I’m taking a break today from working on an article – well, actually, it will probably be a series of articles – on “the value of the arts.” I’ve been catching up on some blog and listserv reading about this topic (since I’m somewhat obsessed with it) so I guess it’s not technically procrastinating….
This advocacy question is a huge area for many working in the arts today, and although there are slightly different angles/issues within the church than in the larger arts community, the conversations tend to sound remarkably alike.
More on that soon.
But as part of my research I found two recent articles I wanted to suggest. They discuss one arena in which the arts’ value is being recognized.

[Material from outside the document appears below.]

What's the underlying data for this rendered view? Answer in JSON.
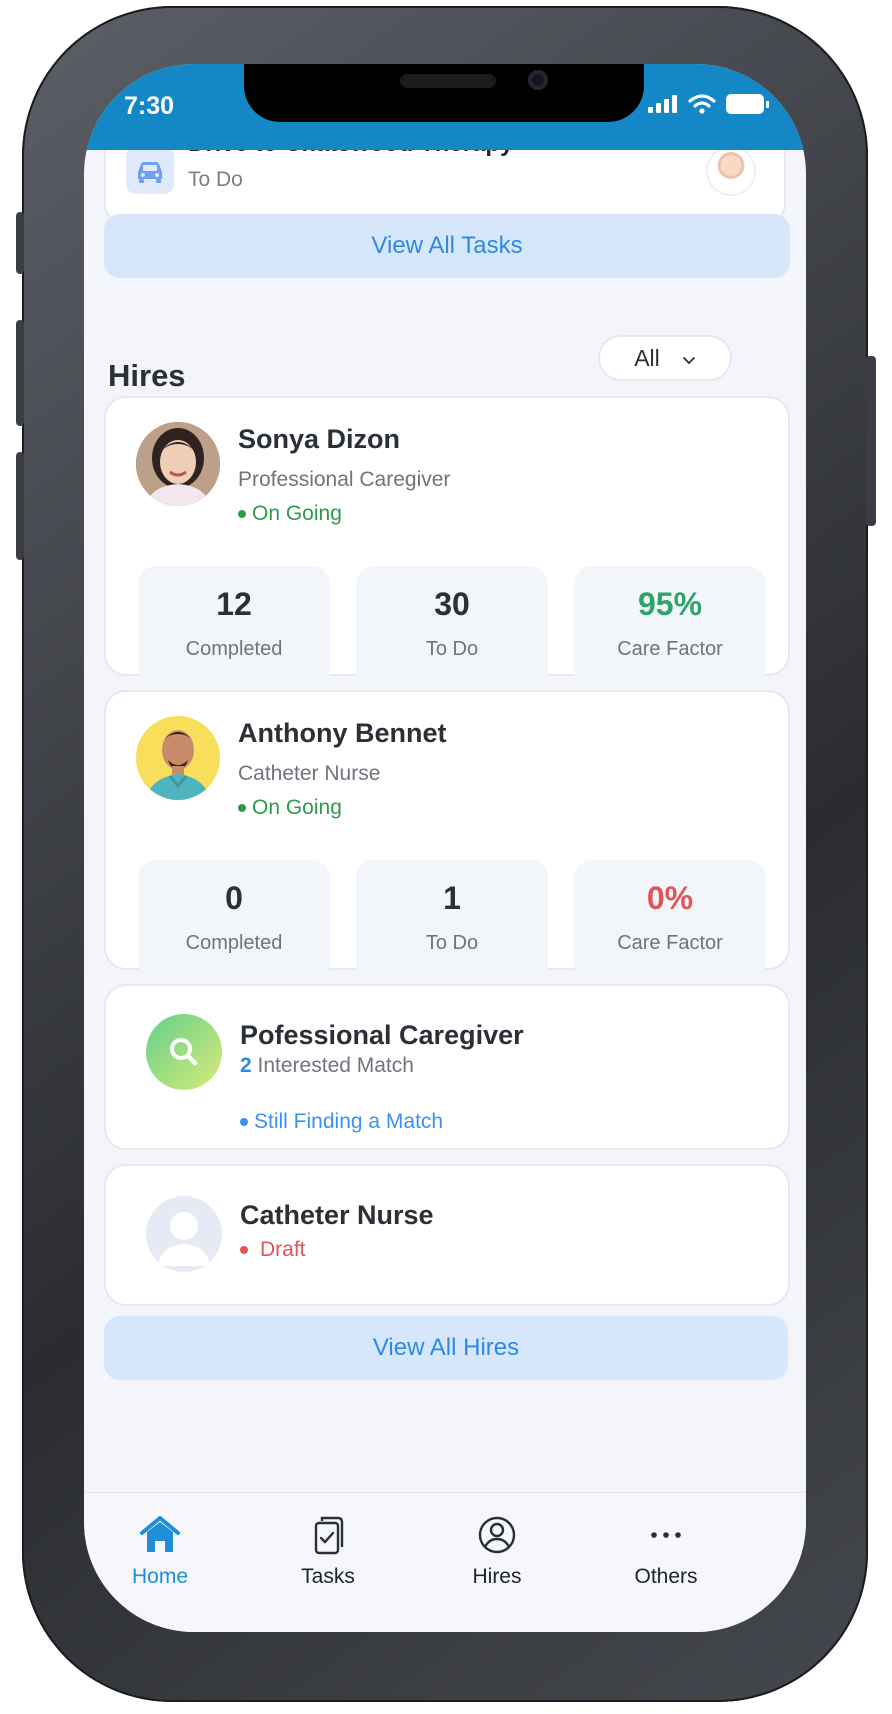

Arts leaders, as well as government officials and other community leaders, are mobilizing around the arts as powerful tools for community renewal.
The first article, “Cities are Banking on the Arts,” gives a very good overview of the history and current thinking in this area, and provides some great examples of how well these initiatives have worked.
The second article, “Arts economy rises on the southwest prairie,” is a smaller-scale example but really shows what one person can do even in the smallest town. This is not a movement limited to the city! Part of the story involves the “redemption” of a church building from the wrecking ball to creative use – something I absolutely love hearing about!
I’ll go ahead and preview what I’m working on: “Art as community renewal” is an example of an instrumental impact of the arts – i.e. that the arts are valuable because they are tools (or instruments) to achieve other goals. These city planners and arts leaders have learned that cultivating the arts in their community is one route toward accomplishing something that’s inherently important – safe and clean streets, economic vitality, social justice, and more.
But beyond the many proven instrumental benefits of the arts are questions about the intrinsic value of the arts, art for art’s sake, as a simple but powerful expression of humanity’s creative nature and dignity. That art is valuable because it – is.
This is obviously a much fuzzier rationale, the benefits of which are difficult if not impossible to describe and quantify in a grant application or program proposal. But, as children of a Creator who made the cedars of Lebanon for reasons beyond shade and wood*, perhaps it is upon the intrinsic value of the arts that we Christians should be directing more of our gaze and our efforts.
More on that soon.
*I can’t take credit for the tree analogy – it’s from Hans Rookmaaker, Art Needs No Justification.